Harsher penalties introduced as part of regulations shake-up

Cyclists re-start after a closed level-crossing in the 2015 Paris-Roubaix
(Image credit: Graham Watson)

Riders will face bans for holding on to team cars and riding through closed level crossings from 2018, as the UCI introduces harsher penalties for next season.

Under the current regulations, riders caught holding on to cars during a race can already be disqualified - as was the case with Gianni Moscon at the recent World Championships and with Vincenzo Nibali at the 2015 Vuelta a España - and issued with a 200 CHF fine.

However new rules will see riders holding on to or pushing off a vehicle "in order to gain a significant advantage" face harsher penalties, with the UCI disciplinary commission having the option to suspend a rider for up to a month and impose a fine of 5,000 CHF.

Watch: How the UCI tests for hidden motors

Cycling's governing body is also looking to crack down on riders going through closed level crossings, such as the incident that occurred at Paris-Roubaix in 2015 where a number of riders rode across the tracks as the barriers were closing.

According to the current regulations, riders can be eliminated from a race for going through a closed level crossing, but the new rules will mean that they will also risk a one month ban and a fine of up to 5,000 CHF.
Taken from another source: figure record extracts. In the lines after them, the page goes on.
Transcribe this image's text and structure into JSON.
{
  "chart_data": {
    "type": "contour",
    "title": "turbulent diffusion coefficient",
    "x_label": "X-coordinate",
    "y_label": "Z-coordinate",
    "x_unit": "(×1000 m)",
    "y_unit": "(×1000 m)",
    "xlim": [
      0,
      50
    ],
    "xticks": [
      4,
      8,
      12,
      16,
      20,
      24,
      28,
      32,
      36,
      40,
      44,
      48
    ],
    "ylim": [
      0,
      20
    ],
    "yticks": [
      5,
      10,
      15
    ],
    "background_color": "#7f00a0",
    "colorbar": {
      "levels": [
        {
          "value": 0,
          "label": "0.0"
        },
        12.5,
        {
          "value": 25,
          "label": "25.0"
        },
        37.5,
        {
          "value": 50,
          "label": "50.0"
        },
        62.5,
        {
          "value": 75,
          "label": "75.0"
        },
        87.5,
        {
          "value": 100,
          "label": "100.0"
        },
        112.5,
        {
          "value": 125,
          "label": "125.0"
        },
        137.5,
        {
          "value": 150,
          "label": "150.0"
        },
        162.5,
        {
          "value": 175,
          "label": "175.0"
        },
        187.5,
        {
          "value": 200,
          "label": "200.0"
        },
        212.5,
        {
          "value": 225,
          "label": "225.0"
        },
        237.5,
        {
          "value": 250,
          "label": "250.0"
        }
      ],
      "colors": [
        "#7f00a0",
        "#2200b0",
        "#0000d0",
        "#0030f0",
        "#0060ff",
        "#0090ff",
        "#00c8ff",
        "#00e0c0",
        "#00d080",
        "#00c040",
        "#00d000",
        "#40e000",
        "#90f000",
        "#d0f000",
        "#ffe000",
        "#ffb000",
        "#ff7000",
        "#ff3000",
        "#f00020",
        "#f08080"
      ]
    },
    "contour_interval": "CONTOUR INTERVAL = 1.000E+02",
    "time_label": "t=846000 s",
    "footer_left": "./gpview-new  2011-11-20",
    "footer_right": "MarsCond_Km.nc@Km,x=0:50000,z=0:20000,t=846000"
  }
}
The new, harsher rules regarding level crossings and holding on to team cars look to be part of a wider shake-up of cycling's rules and regulations by the UCI, with 2018 seeing the reduction of team sizes from nine to eight in Grand Tours and from eight to seven in other races.

The sport's governing body also has a new president at the helm in David Lappartient (although these rule changes were agreed prior to his election last week), with the Frenchman promising to step up checks for hidden motors and repair the UCI's relationship with ASO, one of cycling's main race organisers which runs the Tour de France as well as a number of other races.

All of the new rules will be introduced from January 1, 2018.